Recuerda que le cogió la mano todo lo que sus fuerzas se lo permitieron y la miró a los ajos
Desde esas palabras todo se había precipitado
Estaba tan extenuada que no se había parado a reflexionar sobre aquello, aunque las palabras seguían martilleando su cabeza
Nunca había visto que su madre escribiera ningún diario y los últimos cinco años habían vivido juntas
En el dormitorio de su madre no encontró nada parecido a un diario o libreta
Si ese diario existía debía estar en la casa de sus padres. Pero desde que su padre había muerto se le hacía demasiado doloroso ir allí
Y no podía pensar en ningún otro sitio en el que buscar
Del mantenimiento de la casa se ocupa una vecina del pueblo, que iba de tanto en tanto a limpiar y a airear. Una vez al año, otro vecino se encargaba de encalar y de pequeñas reparaciones para que el paso del tiempo no fuera tan inexorable para aquella paredes
Era la casa y el pueblo de su niñez. De sus mejores años
Se había alimentado de juegos solitarios, de imaginación y de aire puro. Y de la adoración por su padre
Ahora volvía a buscar un diario. ¡De locos!

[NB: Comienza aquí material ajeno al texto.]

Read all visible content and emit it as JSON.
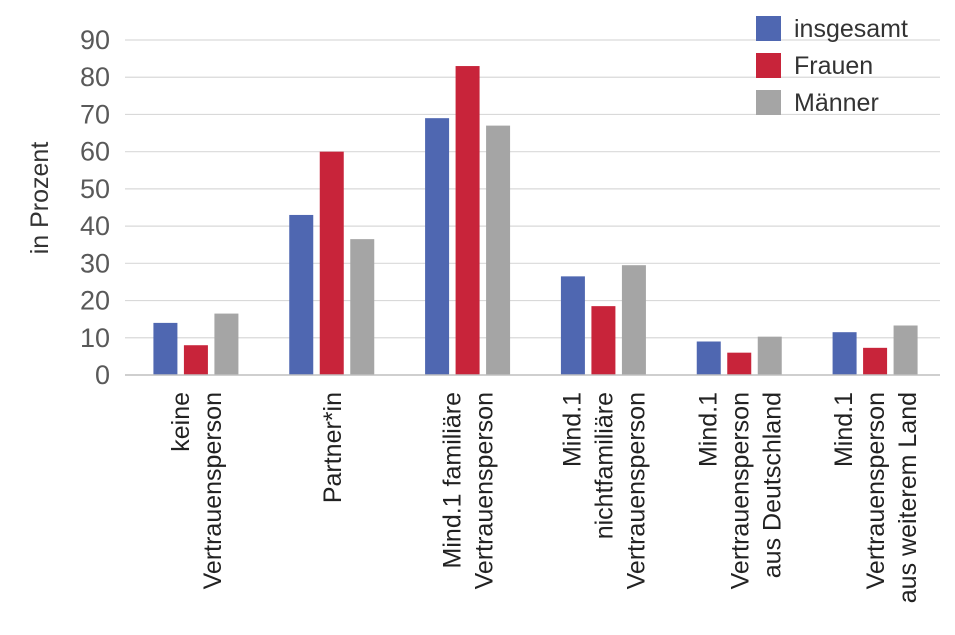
{
  "chart_data": {
    "type": "bar",
    "title": "",
    "xlabel": "",
    "ylabel": "in Prozent",
    "ylim": [
      0,
      90
    ],
    "yticks": [
      0,
      10,
      20,
      30,
      40,
      50,
      60,
      70,
      80,
      90
    ],
    "grid": true,
    "legend_position": "top-right",
    "categories": [
      [
        "keine",
        "Vertrauensperson"
      ],
      [
        "Partner*in"
      ],
      [
        "Mind.1 familiäre",
        "Vertrauensperson"
      ],
      [
        "Mind.1",
        "nichtfamiliäre",
        "Vertrauensperson"
      ],
      [
        "Mind.1",
        "Vertrauensperson",
        "aus Deutschland"
      ],
      [
        "Mind.1",
        "Vertrauensperson",
        "aus weiterem Land"
      ]
    ],
    "series": [
      {
        "name": "insgesamt",
        "color": "#4F67B1",
        "values": [
          14,
          43,
          69,
          26.5,
          9,
          11.5
        ]
      },
      {
        "name": "Frauen",
        "color": "#C8243A",
        "values": [
          8,
          60,
          83,
          18.5,
          6,
          7.3
        ]
      },
      {
        "name": "Männer",
        "color": "#A5A5A5",
        "values": [
          16.5,
          36.5,
          67,
          29.5,
          10.3,
          13.3
        ]
      }
    ]
  }
}
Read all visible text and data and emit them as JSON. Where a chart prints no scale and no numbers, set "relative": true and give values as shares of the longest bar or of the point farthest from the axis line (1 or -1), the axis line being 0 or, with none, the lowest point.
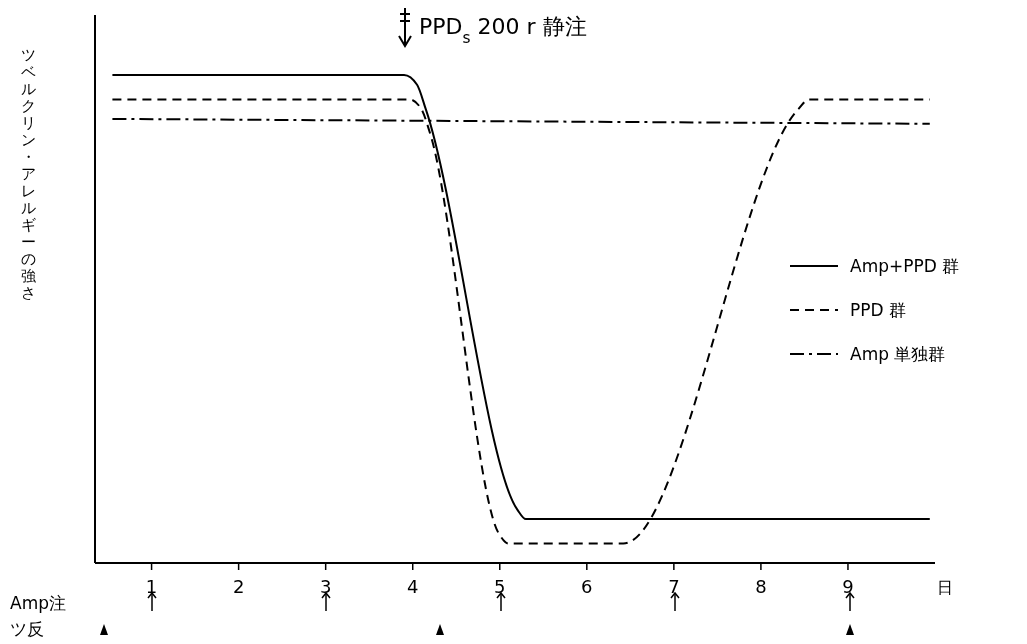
{
  "chart_data": {
    "type": "line",
    "relative": true,
    "ylabel": "ツベルクリン・アレルギーの強さ",
    "xlabel": "日",
    "xlim": [
      0.35,
      10
    ],
    "xticks": [
      1,
      2,
      3,
      4,
      5,
      6,
      7,
      8,
      9
    ],
    "legend": "right",
    "series": [
      {
        "name": "Amp+PPD 群",
        "color": "#000000",
        "line_style": "solid",
        "x": [
          0.55,
          3.9,
          4.05,
          4.15,
          5.2,
          5.3,
          9.94
        ],
        "values": [
          1,
          1,
          0.98,
          0.93,
          0.11,
          0.09,
          0.09
        ]
      },
      {
        "name": "PPD 群",
        "color": "#000000",
        "line_style": "dashed",
        "x": [
          0.55,
          3.96,
          4.1,
          4.2,
          4.99,
          5.1,
          6.42,
          8.43,
          8.55,
          9.94
        ],
        "values": [
          0.95,
          0.95,
          0.93,
          0.88,
          0.06,
          0.04,
          0.04,
          0.93,
          0.95,
          0.95
        ]
      },
      {
        "name": "Amp 単独群",
        "color": "#000000",
        "line_style": "dashdot",
        "x": [
          0.55,
          9.94
        ],
        "values": [
          0.91,
          0.9
        ]
      }
    ],
    "annotations": [
      "PPD$_{s}$ 200 r 静注",
      "Amp注",
      "ツ反"
    ]
  }
}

Primero recorrió cada habitación, despacio. Como si aún pudiera oír a sus padres hablar, reír, moverse de un lado a otro, siempre juntos
Y empezó la búsqueda. Nada
Solo le quedaba el desván y aún no había encontrado nada
Se tomó un respiro sin dejar de mirar hacia arriba
Recordaba que siempre había una excusa para que ella no entrar allí
Sabía que sus padres guardaban lo que les daba pena tirar y nada más. Estaba lleno de polvo y seguramente también de bichos
Y lo encontró
En un pequeño baúl de cuero encontró que parecían de su madre
Fotografías, cartas, pequeños objetos sin ningún significado para ella, como flores secas, entradas de cine, postales y al fondo de aquel pequeño baúl, un diario
Cuando, después de horas, leyó la última página, lo cerró
No era el diario de su madre. Era el diario que su madre había escrito para ella, para su única hija
Un primer amor. La chica se queda embarazada. La familia de él no acepta a una criada como madre su nieto. Demasiado jóvenes
A él lo envían a estudiar bien lejos
Al mes y medio conoce al que será su marido durante más de cincuenta años, el que será su adorado padre
A ella siempre le pesó ese secreto. Nadie lo supo nunca
¿Y ahora debía buscar a su verdadero padre?